Schomberg obtained on 21 July 1749 by royal mandate the degree of M.D. at Cambridge, and thereupon, in order that he might become a candidate for admission to the College of Physicians, claimed his examination; but the censors were ordered by the college not to examine him until his prohibition from practice had been removed on proper submission. On the following 1 Dec. he again came before the censors, and on this occasion with an apology, but it was deemed insufficient. He then demanded (2 Feb. 1749–50) his examination as a right, on the ground that he was a doctor of medicine of Cambridge University. The examination was allowed, and his fitness for the profession was established; but at the Comitia majora next ensuing his admission to the college was negatived by fifteen votes to two, and the interdict on his practice remained in force. He was naturalised in 1750, and made repeated applications for admission to the college, but they were all refused.
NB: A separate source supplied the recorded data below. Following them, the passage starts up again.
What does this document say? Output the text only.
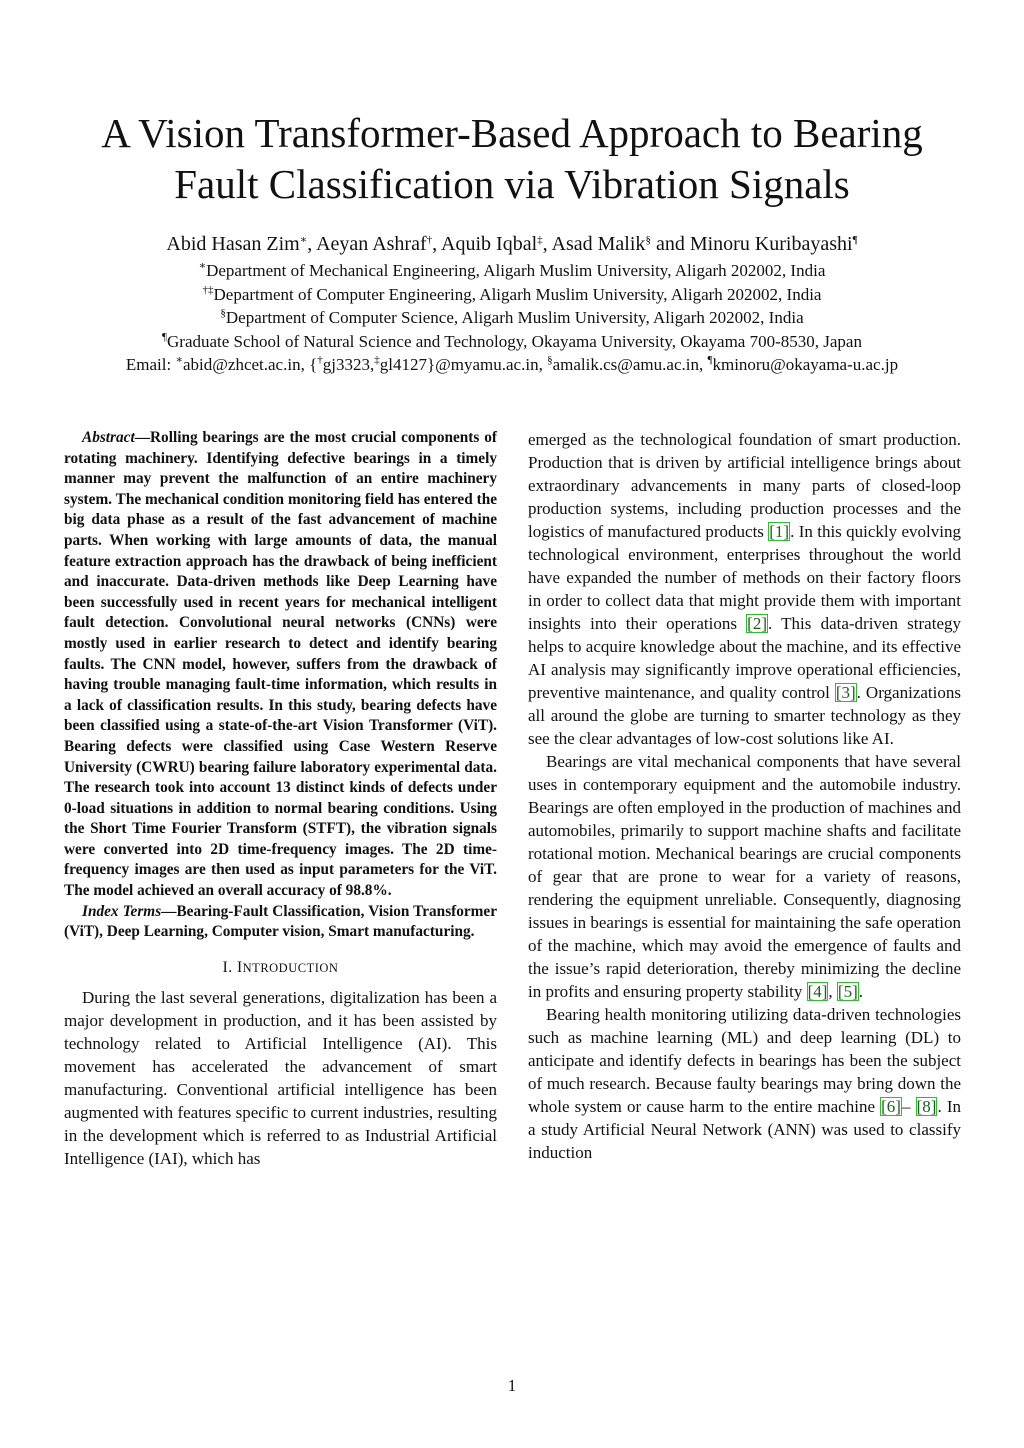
A Vision Transformer-Based Approach to Bearing
Fault Classification via Vibration Signals
Abid Hasan Zim∗, Aeyan Ashraf†, Aquib Iqbal‡, Asad Malik§ and Minoru Kuribayashi¶
∗Department of Mechanical Engineering, Aligarh Muslim University, Aligarh 202002, India
†‡Department of Computer Engineering, Aligarh Muslim University, Aligarh 202002, India
§Department of Computer Science, Aligarh Muslim University, Aligarh 202002, India
¶Graduate School of Natural Science and Technology, Okayama University, Okayama 700-8530, Japan
Email: ∗abid@zhcet.ac.in, {†gj3323,‡gl4127}@myamu.ac.in, §amalik.cs@amu.ac.in, ¶kminoru@okayama-u.ac.jp

Abstract—Rolling bearings are the most crucial components of rotating machinery. Identifying defective bearings in a timely manner may prevent the malfunction of an entire machinery system. The mechanical condition monitoring field has entered the big data phase as a result of the fast advancement of machine parts. When working with large amounts of data, the manual feature extraction approach has the drawback of being inefficient and inaccurate. Data-driven methods like Deep Learning have been successfully used in recent years for mechanical intelligent fault detection. Convolutional neural networks (CNNs) were mostly used in earlier research to detect and identify bearing faults. The CNN model, however, suffers from the drawback of having trouble managing fault-time information, which results in a lack of classification results. In this study, bearing defects have been classified using a state-of-the-art Vision Transformer (ViT). Bearing defects were classified using Case Western Reserve University (CWRU) bearing failure laboratory experimental data. The research took into account 13 distinct kinds of defects under 0-load situations in addition to normal bearing conditions. Using the Short Time Fourier Transform (STFT), the vibration signals were converted into 2D time-frequency images. The 2D time-frequency images are then used as input parameters for the ViT. The model achieved an overall accuracy of 98.8%.

Index Terms—Bearing-Fault Classification, Vision Transformer (ViT), Deep Learning, Computer vision, Smart manufacturing.

I. INTRODUCTION

During the last several generations, digitalization has been a major development in production, and it has been assisted by technology related to Artificial Intelligence (AI). This movement has accelerated the advancement of smart manufacturing. Conventional artificial intelligence has been augmented with features specific to current industries, resulting in the development which is referred to as Industrial Artificial Intelligence (IAI), which has

emerged as the technological foundation of smart production. Production that is driven by artificial intelligence brings about extraordinary advancements in many parts of closed-loop production systems, including production processes and the logistics of manufactured products [1]. In this quickly evolving technological environment, enterprises throughout the world have expanded the number of methods on their factory floors in order to collect data that might provide them with important insights into their operations [2]. This data-driven strategy helps to acquire knowledge about the machine, and its effective AI analysis may significantly improve operational efficiencies, preventive maintenance, and quality control [3]. Organizations all around the globe are turning to smarter technology as they see the clear advantages of low-cost solutions like AI.

Bearings are vital mechanical components that have several uses in contemporary equipment and the automobile industry. Bearings are often employed in the production of machines and automobiles, primarily to support machine shafts and facilitate rotational motion. Mechanical bearings are crucial components of gear that are prone to wear for a variety of reasons, rendering the equipment unreliable. Consequently, diagnosing issues in bearings is essential for maintaining the safe operation of the machine, which may avoid the emergence of faults and the issue’s rapid deterioration, thereby minimizing the decline in profits and ensuring property stability [4], [5].

Bearing health monitoring utilizing data-driven technologies such as machine learning (ML) and deep learning (DL) to anticipate and identify defects in bearings has been the subject of much research. Because faulty bearings may bring down the whole system or cause harm to the entire machine [6]– [8]. In a study Artificial Neural Network (ANN) was used to classify induction

1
Dr. Battie was one of Schomberg's principal opponents at the college, and was consequently satirised in the ‘Battiad,’ which is said to have been the joint composition of Moses Mendez, Paul Whitehead, and Schomberg. Two cantos were published (London, 1750), and reprinted in Isaac Reed's ‘Repository’ (i. 233–46).
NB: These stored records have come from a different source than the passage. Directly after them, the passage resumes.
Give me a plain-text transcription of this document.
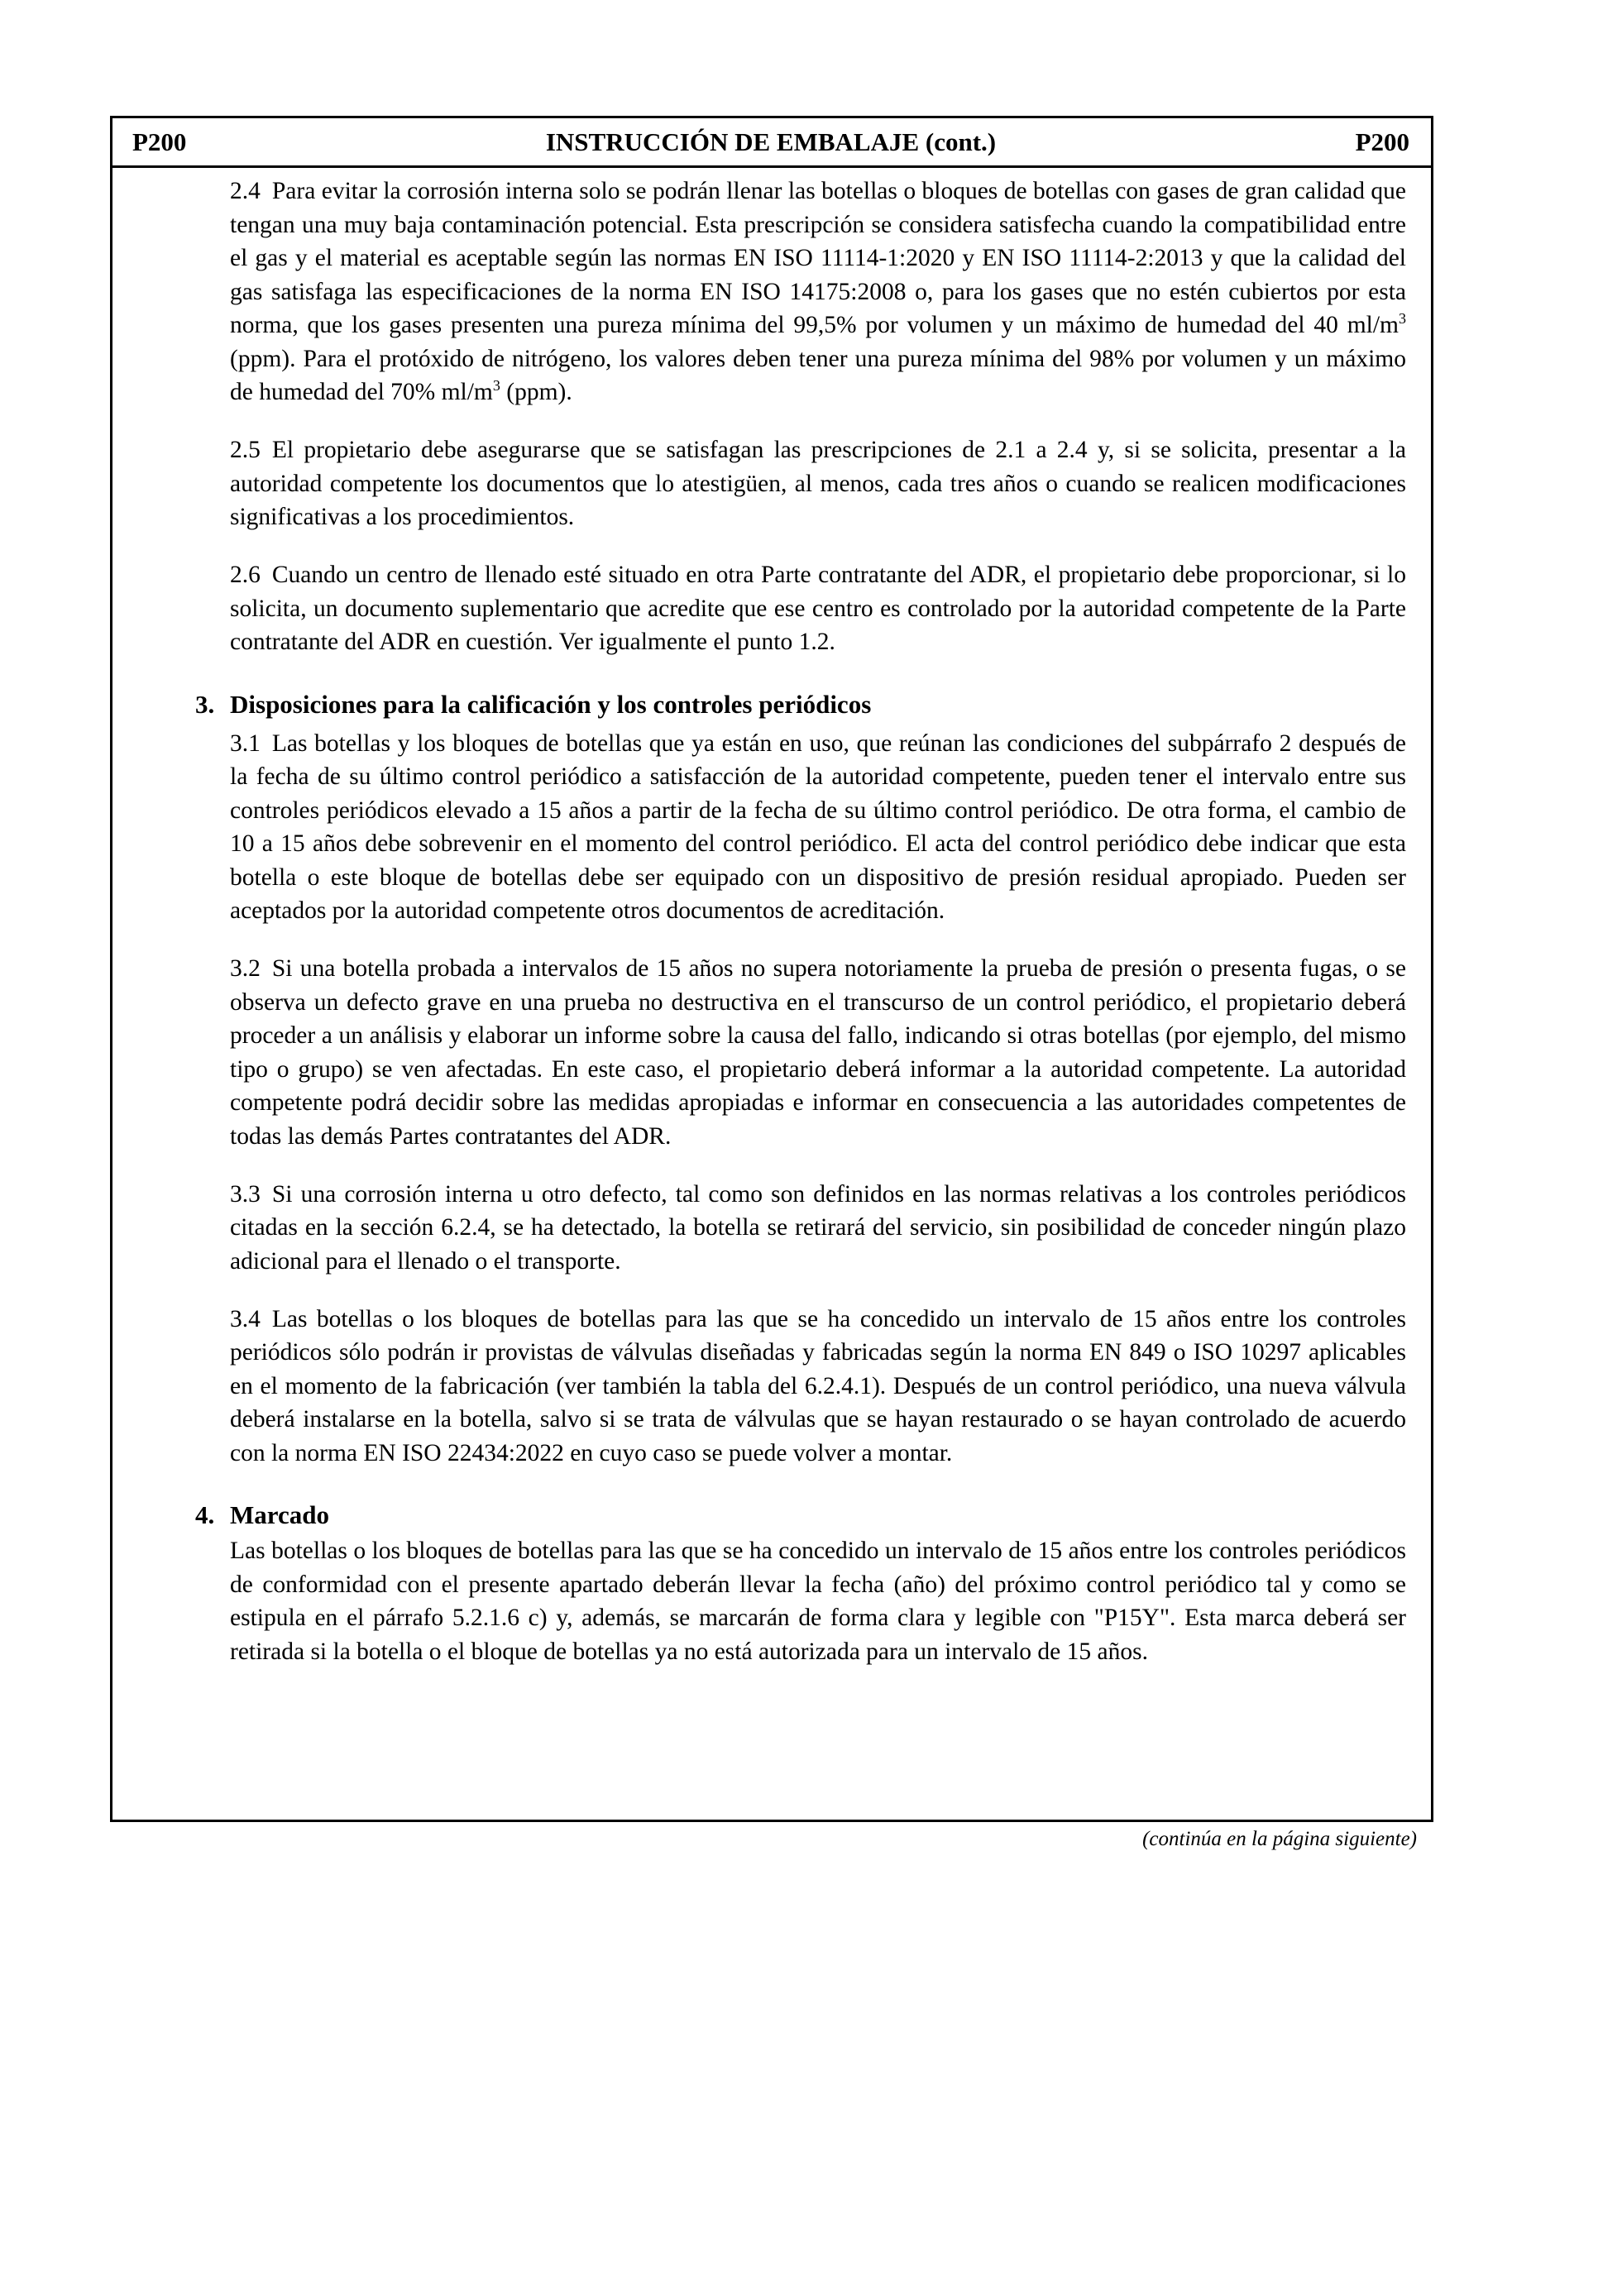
P200	INSTRUCCIÓN DE EMBALAJE (cont.)	P200

2.4 Para evitar la corrosión interna solo se podrán llenar las botellas o bloques de botellas con gases de gran calidad que tengan una muy baja contaminación potencial. Esta prescripción se considera satisfecha cuando la compatibilidad entre el gas y el material es aceptable según las normas EN ISO 11114-1:2020 y EN ISO 11114-2:2013 y que la calidad del gas satisfaga las especificaciones de la norma EN ISO 14175:2008 o, para los gases que no estén cubiertos por esta norma, que los gases presenten una pureza mínima del 99,5% por volumen y un máximo de humedad del 40 $ml/m^3$ (ppm). Para el protóxido de nitrógeno, los valores deben tener una pureza mínima del 98% por volumen y un máximo de humedad del 70% $ml/m^3$ (ppm).

2.5 El propietario debe asegurarse que se satisfagan las prescripciones de 2.1 a 2.4 y, si se solicita, presentar a la autoridad competente los documentos que lo atestigüen, al menos, cada tres años o cuando se realicen modificaciones significativas a los procedimientos.

2.6 Cuando un centro de llenado esté situado en otra Parte contratante del ADR, el propietario debe proporcionar, si lo solicita, un documento suplementario que acredite que ese centro es controlado por la autoridad competente de la Parte contratante del ADR en cuestión. Ver igualmente el punto 1.2.

3. Disposiciones para la calificación y los controles periódicos

3.1 Las botellas y los bloques de botellas que ya están en uso, que reúnan las condiciones del subpárrafo 2 después de la fecha de su último control periódico a satisfacción de la autoridad competente, pueden tener el intervalo entre sus controles periódicos elevado a 15 años a partir de la fecha de su último control periódico. De otra forma, el cambio de 10 a 15 años debe sobrevenir en el momento del control periódico. El acta del control periódico debe indicar que esta botella o este bloque de botellas debe ser equipado con un dispositivo de presión residual apropiado. Pueden ser aceptados por la autoridad competente otros documentos de acreditación.

3.2 Si una botella probada a intervalos de 15 años no supera notoriamente la prueba de presión o presenta fugas, o se observa un defecto grave en una prueba no destructiva en el transcurso de un control periódico, el propietario deberá proceder a un análisis y elaborar un informe sobre la causa del fallo, indicando si otras botellas (por ejemplo, del mismo tipo o grupo) se ven afectadas. En este caso, el propietario deberá informar a la autoridad competente. La autoridad competente podrá decidir sobre las medidas apropiadas e informar en consecuencia a las autoridades competentes de todas las demás Partes contratantes del ADR.

3.3 Si una corrosión interna u otro defecto, tal como son definidos en las normas relativas a los controles periódicos citadas en la sección 6.2.4, se ha detectado, la botella se retirará del servicio, sin posibilidad de conceder ningún plazo adicional para el llenado o el transporte.

3.4 Las botellas o los bloques de botellas para las que se ha concedido un intervalo de 15 años entre los controles periódicos sólo podrán ir provistas de válvulas diseñadas y fabricadas según la norma EN 849 o ISO 10297 aplicables en el momento de la fabricación (ver también la tabla del 6.2.4.1). Después de un control periódico, una nueva válvula deberá instalarse en la botella, salvo si se trata de válvulas que se hayan restaurado o se hayan controlado de acuerdo con la norma EN ISO 22434:2022 en cuyo caso se puede volver a montar.

4. Marcado

Las botellas o los bloques de botellas para las que se ha concedido un intervalo de 15 años entre los controles periódicos de conformidad con el presente apartado deberán llevar la fecha (año) del próximo control periódico tal y como se estipula en el párrafo 5.2.1.6 c) y, además, se marcarán de forma clara y legible con "P15Y". Esta marca deberá ser retirada si la botella o el bloque de botellas ya no está autorizada para un intervalo de 15 años.

(continúa en la página siguiente)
Schomberg's next step was to appeal for justice to the visitors of the college, and the case came before the lord chancellor and others on 29 Nov. 1751. After several hearings it was determined on 25 July 1753, when the court decided that it had no jurisdiction in the matter. He then applied for examination by the college as a favour; but, on account of the heavy expense of the protracted litigation, the application was refused. On 23 Dec. 1765 he was admitted a licentiate, and as his conduct in the profession had proved satisfactory, and many of his strongest opponents were dead, he was admitted a fellow on 30 Sept. 1771. In 1773 and 1778 he was a censor at the college.

Schomberg gained an influential position among the physicians of London. His acumen and his generosity of character won him many friends, and a short poem by Samuel Bishop on his death lauds his ‘warm benignity of soul’ (BISHOP, Poems, ii. 149).

He was called in, after several other doctors had been in attendance, at the last illness of Garrick, when the patient, rousing himself from his lethargy, shook the doctor by the hand and exclaimed ‘Though last not least in love’ (Knight, Garrick, p. 289). Hogarth used to give him first impressions of all his engravings, and he was a legatee in Hogarth's will. He died, unmarried, at Conduit Street, London, on 4 March 1780, and was buried at St. George's, Hanover Square, London. His portrait, by Hudson, was engraved by Sherlock.

[Gent. Mag. 1751 p. 569, 1753 p. 342, 1780 p. 154; Nichols's Lit. Anecdotes, iii. 26–27, iv. 606, ix. 135; Munk's Coll. of Phys. (2nd edit.) ii. 81–2, 295–7; Robinson's Merchant Taylors' School Reg. ii. 67; Minutes of Proceedings of College of Physicians, 1747–53; Cushing's Anonyms; information from Mr. Arthur Schomberg of Seend, Melksham.]